(The Guardian) Agriculture in the United States has become 48 times more toxic to insects over the last 25 years, largely due to neonicotinoid pesticides, according to the study. “We have not learned our lessons… There’s this fundamental recklessness and foolishness to introducing [neonics] and continuing down this path,” says Kendra Klein, an author of the study and a senior scientist at not-for-profit Friends of the Earth. The study can be found here.
(Science) A common pesticide may be causing more collateral damage than thought. According to a new study, neonicotinoids can kill beneficial insects such as honey bees, hoverflies and parasitic wasps by contaminating honeydew, a sugar-rich liquid excreted by certain insects. This can devastate more insects across the food web than nectar contaminated with insecticides could, the research team says, because honeydew is more abundant, especially in agricultural fields.
(EurekAlert/Society of Environmental Toxicology and Chemistry) When applied alone, adjuvants – chemicals commonly added to pesticides to help them spread, adhere to targets, disperse appropriately, prevent drift and so on – caused no significant, immediate toxicity to honeybees. However, when the pesticide acetamiprid was mixed with adjuvants and applied to honeybees in the laboratory, the toxicity was quite significant and immediate: the mortality was significantly higher than for control groups. Additionally, flight intensity, colony intensity and pupae development continued to deteriorate long after the application comparative to the control groups.

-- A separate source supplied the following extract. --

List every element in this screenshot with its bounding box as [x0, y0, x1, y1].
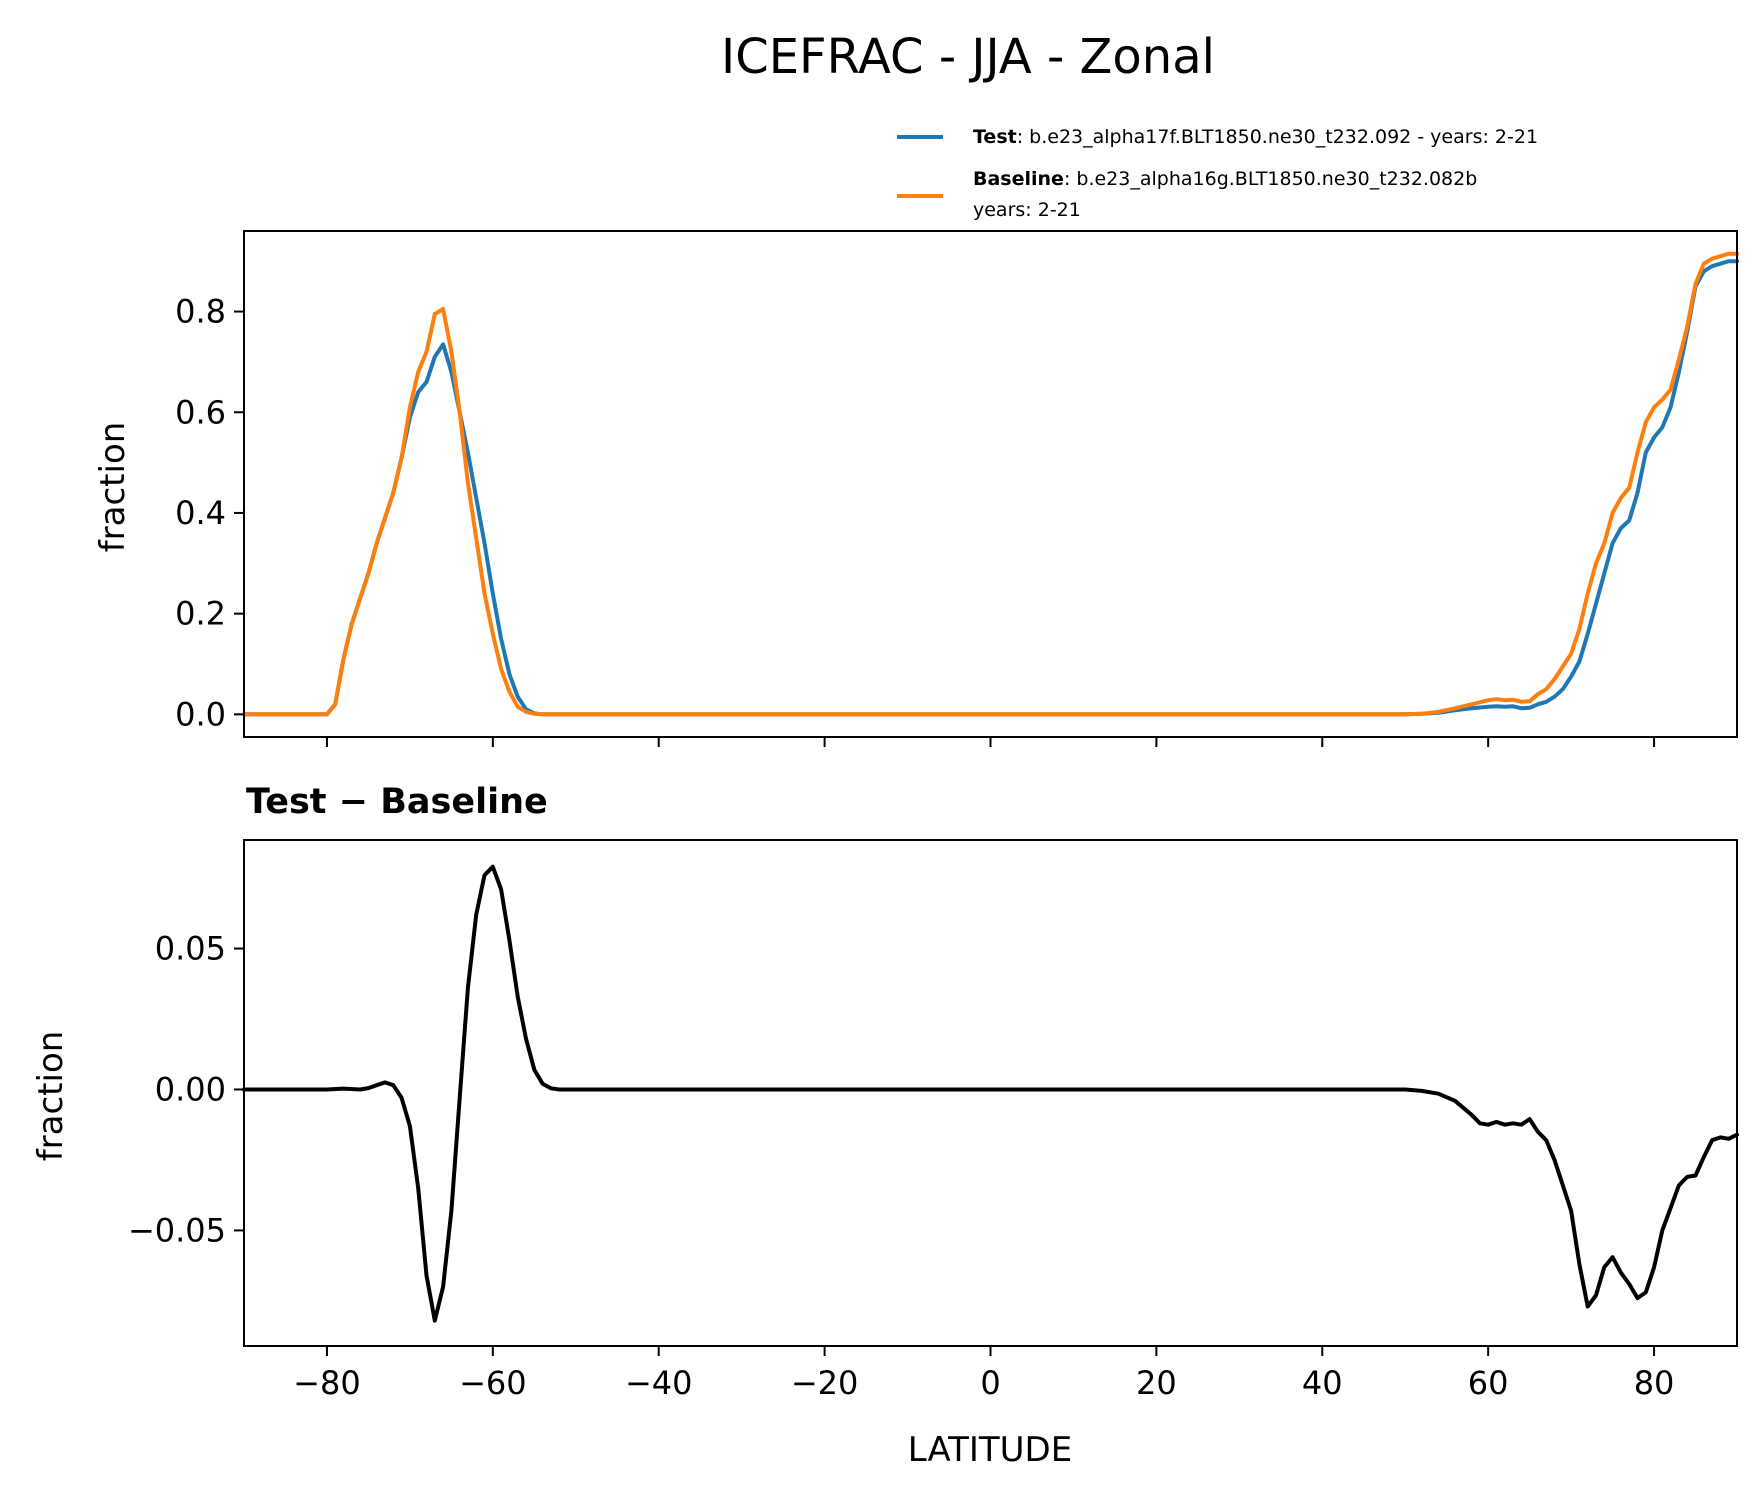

(Maine Public) Environment Maine delivered a petition of 8000 signatures to the governor’s office Wednesday, asking that Gov. Janet Mills support a statewide ban of neonicotinoids. Mills was not present to receive the petition.

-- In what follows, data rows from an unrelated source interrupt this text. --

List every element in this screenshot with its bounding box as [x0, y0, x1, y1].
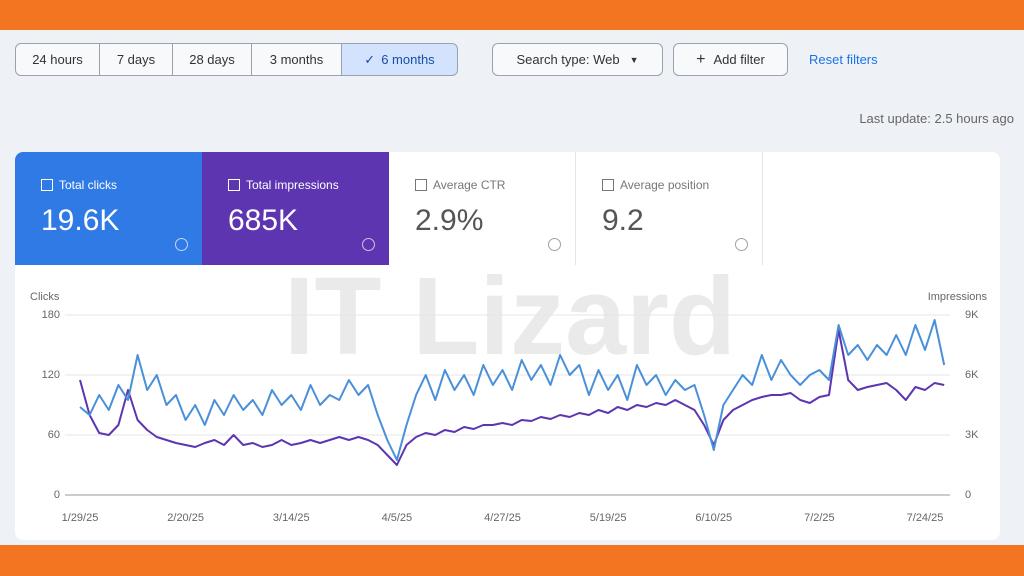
checkbox[interactable]	[228, 179, 240, 191]
bottom-band	[0, 545, 1024, 576]
y-tick-label: 0	[54, 489, 60, 501]
help-icon[interactable]	[548, 238, 561, 251]
metric-value: 9.2	[602, 204, 644, 237]
x-tick-label: 4/5/25	[382, 512, 413, 524]
x-tick-label: 3/14/25	[273, 512, 310, 524]
metric-label: Total impressions	[246, 178, 339, 192]
metric-card[interactable]: Average position 9.2	[576, 152, 763, 265]
checkbox[interactable]	[41, 179, 53, 191]
y-tick-label: 180	[42, 309, 60, 321]
y2-axis-label: Impressions	[928, 291, 988, 303]
y2-tick-label: 6K	[965, 369, 979, 381]
series-line	[79, 319, 946, 461]
range-button[interactable]: 24 hours	[15, 43, 100, 76]
x-tick-label: 1/29/25	[62, 512, 99, 524]
metric-card[interactable]: Total clicks 19.6K	[15, 152, 202, 265]
reset-filters-link[interactable]: Reset filters	[809, 52, 878, 67]
metric-card[interactable]: Average CTR 2.9%	[389, 152, 576, 265]
x-tick-label: 7/2/25	[804, 512, 835, 524]
last-update: Last update: 2.5 hours ago	[859, 111, 1014, 126]
help-icon[interactable]	[362, 238, 375, 251]
series-line	[79, 329, 945, 466]
metric-label: Average CTR	[433, 178, 506, 192]
range-button-selected[interactable]: ✓ 6 months	[341, 43, 458, 76]
plus-icon: +	[696, 50, 706, 68]
y-tick-label: 120	[42, 369, 60, 381]
x-tick-label: 6/10/25	[695, 512, 732, 524]
range-label: 6 months	[381, 52, 435, 67]
y-axis-label: Clicks	[30, 291, 60, 303]
chart: Clicks Impressions IT Lizard 0 60 120 180 0 3…	[30, 265, 988, 524]
metric-value: 2.9%	[415, 204, 484, 237]
range-button[interactable]: 7 days	[99, 43, 173, 76]
range-button[interactable]: 3 months	[251, 43, 342, 76]
help-icon[interactable]	[735, 238, 748, 251]
add-filter-button[interactable]: + Add filter	[673, 43, 788, 76]
y-tick-label: 60	[48, 429, 60, 441]
check-icon: ✓	[364, 51, 376, 67]
x-tick-label: 5/19/25	[590, 512, 627, 524]
dropdown-arrow: ▼	[629, 54, 639, 65]
checkbox[interactable]	[415, 179, 427, 191]
range-button[interactable]: 28 days	[172, 43, 252, 76]
y2-tick-label: 9K	[965, 309, 979, 321]
x-tick-label: 2/20/25	[167, 512, 204, 524]
metric-label: Total clicks	[59, 178, 118, 192]
metric-value: 685K	[228, 204, 299, 237]
y2-tick-label: 3K	[965, 429, 979, 441]
button-label: Add filter	[713, 52, 765, 67]
search-type-dropdown[interactable]: Search type: Web ▼	[492, 43, 663, 76]
x-tick-label: 7/24/25	[907, 512, 944, 524]
metric-label: Average position	[620, 178, 710, 192]
help-icon[interactable]	[175, 238, 188, 251]
x-tick-label: 4/27/25	[484, 512, 521, 524]
metric-card[interactable]: Total impressions 685K	[202, 152, 389, 265]
metric-value: 19.6K	[41, 204, 120, 237]
y2-tick-label: 0	[965, 489, 971, 501]
dropdown-label: Search type: Web	[516, 52, 620, 67]
top-band	[0, 0, 1024, 30]
checkbox[interactable]	[602, 179, 614, 191]
watermark: IT Lizard	[284, 265, 736, 378]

(KVUE) An environmental group is pushing Texas lawmakers to better protect bees. Environment Texas wants a statewide ban on a bee-killing pesticide. The group delivered more than 12,000 petitions to the state legislature Thursday. It is asking lawmakers to ban pesticides known as neonicotinoids.
(CBS 17) The grassroots group Environment North Carolina delivered a petition with 13,452 signatures to Gov. Roy Cooper’s office, calling for a consumer ban on the sale and use of neonicotinoid pesticides. House Bill 559, also known as the Pollinator Protection Act, stalled in committee this spring.
(EurekAlert/American Chemical Society) Neonicotinoid pesticides continue to be investigated because of their suspected role as a contributing factor in declining bee populations. However, limitations in sampling and analytical techniques have prevented a full understanding of the connection. Now researchers have developed a new type of probe that helps to quantify neonicotinoids in plants and study their movement and distribution throughout the plants over time.
(Washington Post) The EPA announced Monday it has canceled the registrations of 12 pest-killing products with compounds belonging to a class of chemicals known as neonicotinoids, as part of a legal settlement.